Dos días después encontró a los perros. Había salido de la cima con una colina a un costado del valle, donde un pequeño arroyo serpenteaba entre orillas flanqueadas por alisos. Más allá del valle, claramente visibles entre árboles desnudos en la barranca opuesta, vio dos figuras familiares y queridas: una blanca y la otra dorada. Empezó a mover la cola, preso de entusiasmo. Abrió la boca y emitió un aullido en el que se mezclaban la queja y la decisión. Las dos figuras en la colina opuesta se quedaron como estatuas, escuchando ese sonido increíble que repercutía en el valle, como un eco. El gato saltó a una roca que sobresalía y a medida que repetía su grito, los perros se dieron vuelta, como preguntando qué pasaba, tratando de buscar con la mirada la realidad de esa llamada. Entonces el perro joven se puso a ladrar frenéticamente al reconocer esa voz y bajó a la carrera la ladera y cruzó el arroyo, seguido por el perro viejo. También el gato empezó a correr, saltando como loco mientras descendía la colina y los tres se encontraron en la orilla.
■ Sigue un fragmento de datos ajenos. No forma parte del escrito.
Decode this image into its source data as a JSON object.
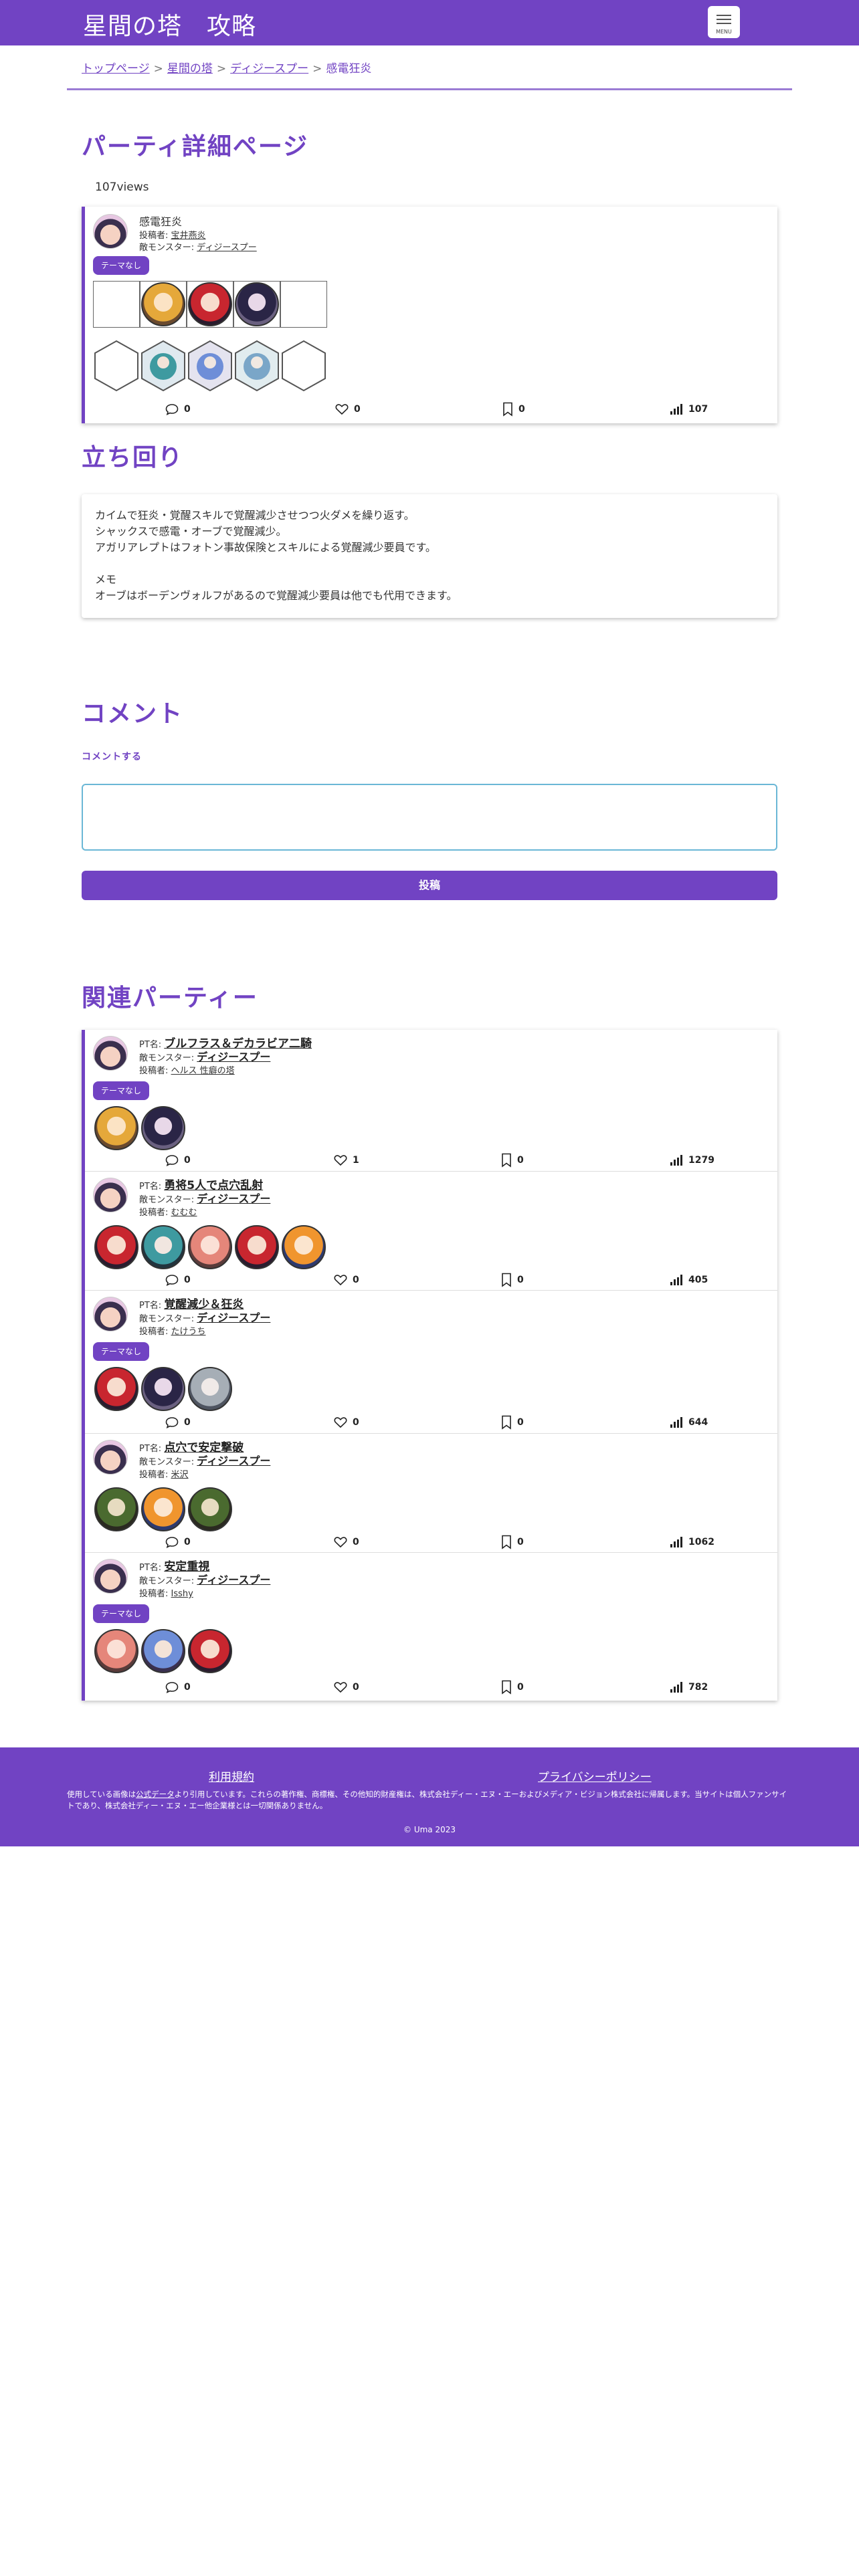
{
  "header": {
    "site_title": "星間の塔　攻略",
    "menu_label": "MENU"
  },
  "breadcrumb": [
    {
      "label": "トップページ"
    },
    {
      "label": "星間の塔"
    },
    {
      "label": "ディジースプー"
    },
    {
      "label": "感電狂炎"
    }
  ],
  "page": {
    "title": "パーティ詳細ページ",
    "views": "107views"
  },
  "party": {
    "name": "感電狂炎",
    "poster_label": "投稿者:",
    "poster": "宝井燕炎",
    "enemy_label": "敵モンスター:",
    "enemy": "ディジースプー",
    "theme": "テーマなし",
    "stats": {
      "comments": "0",
      "likes": "0",
      "bookmarks": "0",
      "views": "107"
    }
  },
  "strategy": {
    "title": "立ち回り",
    "lines": [
      "カイムで狂炎・覚醒スキルで覚醒減少させつつ火ダメを繰り返す。",
      "シャックスで感電・オーブで覚醒減少。",
      "アガリアレプトはフォトン事故保険とスキルによる覚醒減少要員です。",
      "",
      "メモ",
      "オーブはボーデンヴォルフがあるので覚醒減少要員は他でも代用できます。"
    ]
  },
  "comments": {
    "title": "コメント",
    "add_label": "コメントする",
    "submit_label": "投稿"
  },
  "related": {
    "title": "関連パーティー",
    "pt_label": "PT名:",
    "enemy_label": "敵モンスター:",
    "poster_label": "投稿者:",
    "items": [
      {
        "name": "ブルフラス＆デカラビア二騎",
        "enemy": "ディジースプー",
        "poster": "ヘルス 性癖の塔",
        "theme": "テーマなし",
        "comments": "0",
        "likes": "1",
        "bookmarks": "0",
        "views": "1279"
      },
      {
        "name": "勇将5人で点穴乱射",
        "enemy": "ディジースプー",
        "poster": "むむむ",
        "theme": "",
        "comments": "0",
        "likes": "0",
        "bookmarks": "0",
        "views": "405"
      },
      {
        "name": "覚醒減少＆狂炎",
        "enemy": "ディジースプー",
        "poster": "たけうち",
        "theme": "テーマなし",
        "comments": "0",
        "likes": "0",
        "bookmarks": "0",
        "views": "644"
      },
      {
        "name": "点穴で安定撃破",
        "enemy": "ディジースプー",
        "poster": "米沢",
        "theme": "",
        "comments": "0",
        "likes": "0",
        "bookmarks": "0",
        "views": "1062"
      },
      {
        "name": "安定重視",
        "enemy": "ディジースプー",
        "poster": "Isshy",
        "theme": "テーマなし",
        "comments": "0",
        "likes": "0",
        "bookmarks": "0",
        "views": "782"
      }
    ]
  },
  "footer": {
    "terms": "利用規約",
    "privacy": "プライバシーポリシー",
    "note_before": "使用している画像は",
    "note_link": "公式データ",
    "note_after": "より引用しています。これらの著作権、商標権、その他知的財産権は、株式会社ディー・エヌ・エーおよびメディア・ビジョン株式会社に帰属します。当サイトは個人ファンサイトであり、株式会社ディー・エヌ・エー他企業様とは一切関係ありません。",
    "copyright": "© Uma 2023"
  },
  "colors": {
    "brand": "#7143c3",
    "input_border": "#6ab7d6"
  }
}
El perro viejo estaba fuera de sí de alegría. No dejaba de lamer al gato y por dos veces lo derribó con sus empujones. Después, llevado por su entusiasmo, comenzó a dar esos círculos intrincados que había hecho con el collie, acercándose cada vez más hasta que, por último, rompió el círculo y se precipitó sobre el gato, el que corrió directamente al tronco de un árbol, se estiró cuan largo era y cayó sobre el lomo del perro que estaba abajo.

Durante todo este juego el otro perro permaneció cerca, moviendo lentamente la cola, feliz y contento, con sus ojos pardos vividos y expresivos hasta que le llegó el turno, cuando el viejo payaso blanco se desplomó, jadeando. Entonces el labrador se subió al gato, que se irguió sobre sus patas traseras, poniendo sus negras patas delanteras en el cuello de ese enorme perro encima de él, rastreándole suavemente la oreja desgarrada.

Hubiera sido imposible encontrar esa noche tres animales más contentos. Se tendieron, enrollados, uno cerca del otro, en un pozo lleno de olorosas agujas de pinos, bajo una vieja y frondosa balsamina, próxima a las orillas del arroyo. El perro viejo tenía a su adorado gato, cálido y ronroneante entre sus patas, y roncó en medio de una profunda alegría. El perro joven, el líder del grupo, había encontrado otra vez su puesto. Ahora podía continuar el viaje, con el corazón más aliviado.